CFDs are complex instruments and come with a high risk of losing money rapidly due to leverage. 75% of retail investor accounts lose money when trading CFDs with this provider. You should consider whether you understand how CFDs work and whether you can afford to take the high risk of losing all your money. Read full risk warning.
CFDs are complex instruments and come with a high risk of losing money rapidly due to leverage. 67% of retail investor accounts lose money when trading CFDs with this provider. You should consider whether you understand how CFDs work and whether you can afford to take the high risk of losing your money.

Close Positions in Trading: Everything You Need to Know

Filip Dimkovski - Writer for Fortrade
By Filip Dimkovski
Joel Taylor - Editor for Fortrade
Edited by Joel Taylor

Updated November 14, 2023.

A light grey colored graph on a blue background showing stocks rising and falling, with a silhouette of two men on a mountain, one pulling up the other

Understanding trading as a beginner requires learning the basics first, and there's no better way to start than with opening and closing positions. Namely, all instruments in the market move in price, and the asset's price is represented on a chart. This asset can grow in price, leading to the chart going up, or it can fall, leading to the chart going down.

Of course, traders can get potential profit from the market regardless of the chart's direction. Namely, a trader can open a long position, where you expect the price to go up, or a short position, where you expect it to go down—opening a sell trade to get potential profit from the price going down.

However, to profit from a trade, you must understand how you can properly close a position. So, let's see what closing a position means in more detail.



What Is a Close Position in Trading?

Simply put, closing a position in trading means exiting an open trade and taking profits or losses accordingly. This can be done either manually if the trader is tracking their trades closely, or automatically with the help of stop-loss orders that could limit the risks on both long and short trades.

It's worth mentioning that there are many reasons why a trader would close a position. These include:

  • Taking profits from an open long or short position.
  • Mitigating a potential loss, anticipating that the market is headed in the opposite direction.
  • Preventing forced liquidation by the market or your brokerage.
  • Adding liquidity to your account for a bigger position.

Short Selling

Short selling involves opening a position in an instrument with the expectation that it will fall in price, and closing it to take potential profits. To short sell, you first artificially "borrow" shares from your brokerage to open the position. When the time comes to close this position, you "return" these borrowed shares back to the brokerage, and any profits or losses are calculated accordingly.

Exiting a Long Position

The most common type of position is a long position, where you open a buy trade with the expectation that it will rise in price and close it to earn a potential profit in the price difference. To close such a position, the trader "exits" the market by reversing their trade, effectively selling the asset back to the brokerage at the current market price and earning potential profits.



Exemptions

In some cases, traders are not required to close their position. This can happen if the instrument they used is subject to an expiration date, as with derivatives such as futures or options contracts. In these cases, the position is automatically closed when it reaches its predetermined expiration date, regardless of whether or not the trader would like to close it.

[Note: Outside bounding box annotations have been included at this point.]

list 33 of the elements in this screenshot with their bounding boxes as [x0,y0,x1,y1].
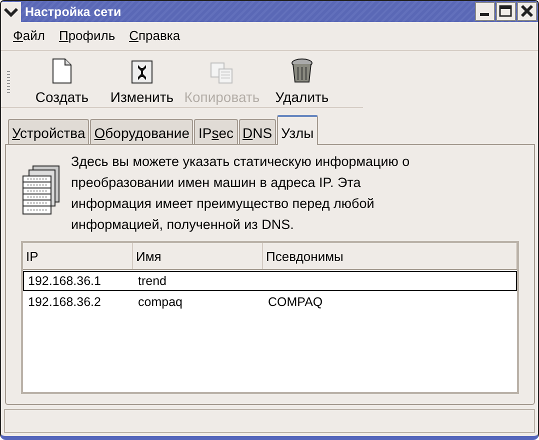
maximize-button[interactable] [496,2,516,21]
table-row[interactable]: 192.168.36.1 trend [23,271,517,291]
info-text: Здесь вы можете указать статическую информацию о преобразовании имен машин в адреса IP. Эта информация имеет преимущество перед любой информацией, полученной из DNS. [71,153,411,234]
menu-item[interactable]: Файл [13,28,45,44]
toolbar-button[interactable]: Удалить [262,55,342,107]
window-title: Настройка сети [24,4,122,18]
tab[interactable]: DNS [238,119,276,144]
address-list-icon [21,164,61,216]
toolbar-grip[interactable] [7,71,10,93]
tab[interactable]: Оборудование [90,119,194,144]
menu-item[interactable]: Справка [129,28,180,44]
toolbar-button[interactable]: Создать [22,55,102,107]
document-wrench-icon [131,60,153,84]
document-icon [51,58,73,84]
table-cell-text: COMPAQ [267,295,324,309]
table-row[interactable]: 192.168.36.2 compaq COMPAQ [23,292,517,312]
window-menu-icon[interactable] [1,2,21,22]
column-header[interactable]: Псевдонимы [263,243,517,269]
tab[interactable]: Узлы [277,115,318,145]
tab[interactable]: IPsec [194,119,238,144]
toolbar-button[interactable]: Изменить [102,55,182,107]
table-cell-text: compaq [137,295,184,309]
copy-icon [210,62,234,84]
table-cell-text: 192.168.36.1 [27,274,102,288]
column-header[interactable]: Имя [133,243,263,269]
trash-can-icon [291,58,313,84]
table-cell-text: trend [137,274,168,288]
table-cell-text: 192.168.36.2 [27,295,102,309]
menu-item[interactable]: Профиль [58,28,116,44]
tab[interactable]: Устройства [8,119,90,144]
column-header[interactable]: IP [23,243,133,269]
close-button[interactable] [517,2,537,21]
minimize-button[interactable] [475,2,495,21]
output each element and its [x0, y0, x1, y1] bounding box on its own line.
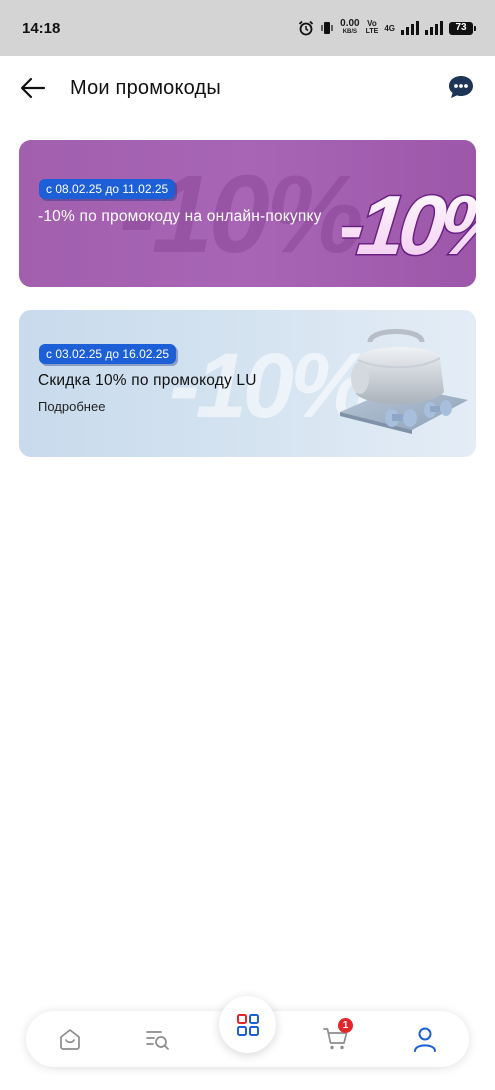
network-type: 4G: [384, 23, 395, 33]
promo-card-online[interactable]: -10% -10% с 08.02.25 до 11.02.25 -10% по…: [19, 140, 476, 287]
details-link[interactable]: Подробнее: [38, 399, 105, 414]
signal-icon: [401, 21, 419, 35]
arrow-left-icon: [20, 77, 46, 99]
nav-catalog-search[interactable]: [144, 1025, 172, 1053]
signal-icon-2: [425, 21, 443, 35]
status-bar: 14:18 0.00 KB/S Vo LTE 4G 73: [0, 0, 495, 56]
vibrate-icon: [321, 22, 333, 34]
promo-date-badge: с 08.02.25 до 11.02.25: [39, 179, 176, 199]
promo-date-badge: с 03.02.25 до 16.02.25: [39, 344, 177, 364]
promo-card-lu[interactable]: -10% с 03.02.25 до 16.02.25 Скидка 10% п…: [19, 310, 476, 457]
status-time: 14:18: [22, 19, 61, 37]
nav-cart[interactable]: 1: [322, 1018, 353, 1053]
battery-icon: 73: [449, 21, 476, 35]
list-search-icon: [146, 1031, 169, 1050]
grid-icon: [236, 1013, 259, 1036]
user-icon: [414, 1027, 436, 1052]
page-title: Мои промокоды: [70, 76, 221, 99]
discount-art: -10%: [342, 177, 476, 274]
promo-codes-screen: 14:18 0.00 KB/S Vo LTE 4G 73 Мои промоко…: [0, 0, 495, 1090]
alarm-icon: [299, 20, 314, 36]
back-button[interactable]: [20, 75, 46, 101]
cart-count-badge: 1: [338, 1018, 353, 1033]
battery-level: 73: [455, 22, 467, 33]
chat-button[interactable]: [447, 73, 475, 101]
home-icon: [60, 1029, 80, 1050]
chat-bubble-icon: [449, 76, 473, 98]
promo-title: -10% по промокоду на онлайн-покупку: [38, 208, 322, 225]
sports-bag-illustration: [340, 329, 468, 434]
volte-indicator: Vo LTE: [365, 19, 379, 36]
promo-title: Скидка 10% по промокоду LU: [38, 372, 257, 389]
discount-art-text: -10%: [342, 178, 476, 272]
app-header: Мои промокоды: [0, 56, 495, 120]
network-speed: 0.00 KB/S: [340, 18, 360, 36]
nav-profile[interactable]: [411, 1025, 439, 1053]
nav-home[interactable]: [56, 1025, 84, 1053]
status-icons: 0.00 KB/S Vo LTE 4G 73: [298, 18, 476, 36]
nav-catalog[interactable]: [219, 996, 276, 1053]
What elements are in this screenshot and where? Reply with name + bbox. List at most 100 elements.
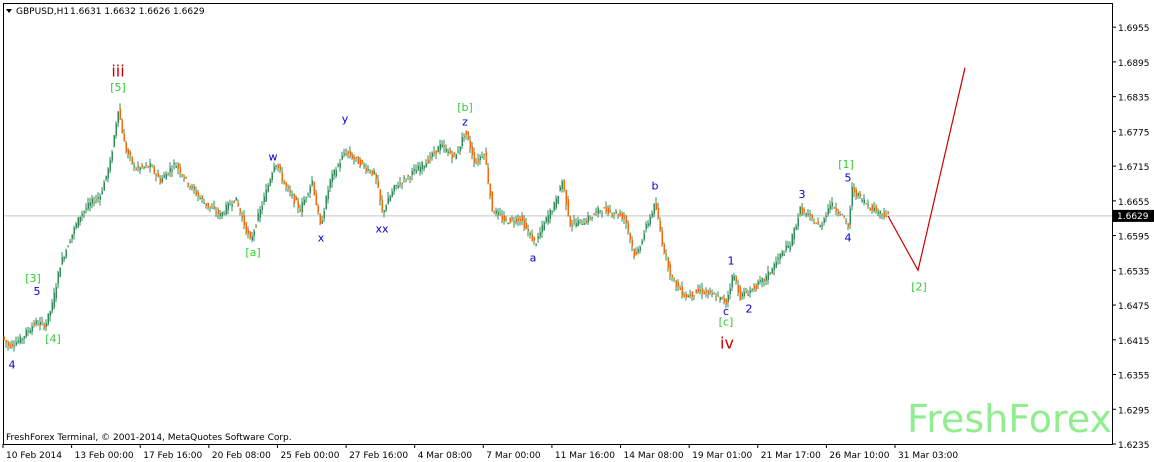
candle-body xyxy=(863,199,865,204)
candle-body xyxy=(407,175,409,177)
candle-body xyxy=(769,272,771,274)
candle-body xyxy=(489,183,491,197)
candle-body xyxy=(519,218,521,221)
candle-body xyxy=(215,212,217,214)
candle-body xyxy=(681,286,683,296)
candle-body xyxy=(865,203,867,205)
y-tick-label: 1.6535 xyxy=(1118,267,1150,277)
candle-body xyxy=(129,152,131,156)
candle-body xyxy=(423,165,425,169)
candle-body xyxy=(707,290,709,295)
candle-body xyxy=(617,214,619,217)
candle-body xyxy=(797,217,799,227)
candle-body xyxy=(273,166,275,172)
copyright-text: FreshForex Terminal, © 2001-2014, MetaQu… xyxy=(6,433,292,443)
candle-body xyxy=(569,216,571,227)
candle-body xyxy=(387,197,389,205)
candle-body xyxy=(209,206,211,208)
candle-body xyxy=(771,268,773,274)
candle-body xyxy=(639,246,641,251)
candle-body xyxy=(687,295,689,298)
candle-body xyxy=(255,225,257,227)
wave-label: 4 xyxy=(9,359,16,372)
candle-body xyxy=(233,200,235,203)
candle-body xyxy=(539,232,541,237)
candle-body xyxy=(261,205,263,211)
candle-body xyxy=(417,165,419,171)
candle-body xyxy=(459,146,461,152)
candle-body xyxy=(881,213,883,215)
candle-body xyxy=(747,294,749,296)
candle-body xyxy=(527,228,529,232)
candle-body xyxy=(173,162,175,165)
candle-body xyxy=(153,166,155,173)
candle-body xyxy=(15,342,17,346)
candle-body xyxy=(385,205,387,211)
candle-body xyxy=(47,313,49,325)
candle-body xyxy=(543,222,545,231)
candle-body xyxy=(127,149,129,155)
candle-body xyxy=(763,278,765,282)
candle-body xyxy=(567,199,569,216)
wave-label: 5 xyxy=(34,285,41,298)
y-tick-label: 1.6415 xyxy=(1118,337,1150,347)
candle-body xyxy=(71,234,73,239)
wave-label: [3] xyxy=(25,272,41,285)
candle-body xyxy=(469,140,471,149)
candle-body xyxy=(629,233,631,240)
candle-body xyxy=(147,166,149,168)
candle-body xyxy=(755,284,757,290)
candle-body xyxy=(655,203,657,210)
candle-body xyxy=(555,197,557,208)
wave-label: 2 xyxy=(746,303,753,316)
candle-body xyxy=(677,281,679,287)
candle-body xyxy=(159,177,161,183)
candle-body xyxy=(751,288,753,291)
candle-body xyxy=(259,209,261,218)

It's also worth mentioning that, in some cases, positions aren't closed voluntarily but forcefully by the brokerage or the market. This can happen due to improper risk management or extremely volatile market conditions.

The most common type of a force-close position is with a margin call, which is a demand by the brokerage to invest more cash or close the position. Failing to deposit more cash in your account when margin-called might cause a forced liquidation to happen in your account, making you close your positions with a loss.

» Read more about the differences between CFD and futures trading

Closed Position Example

Let's say a trader opens a long position on the price of Microsoft stock (MSFT), which is currently trading at $250 per share. After two days, the price of the stock rises to $255, and the trader decides that it's time to take potential profits, so they close their position. This action will result in the trader making a profit of $5 per share invested.

Let's explain this example in a step-by-step:

  • The trader sees a chance to potentially profit from the price of MSFT stock, anticipating that the share price will go up after a certain event (like Microsoft releasing a new product).
  • Then, the trader opens a long position with their brokerage (where you buy low and sell high) and waits for an increase in price.
  • Once the share price reaches the trader's expectations (for example, $255), the trader closes the position and takes the potential profits.

» Trade using the newest platforms. Learn more about opening a Fortrade account

Final Words

To summarize, closing positions refers to exiting an open trade and taking profits or losses accordingly. As you can see, positions can be closed either voluntarily or forcefully by the brokerage/market. This decision is based on multiple factors, like the trader's risk tolerance, current market conditions, as well as potential earning opportunities.

Whether you're in a long or a short position, learning how to close positions properly is essential.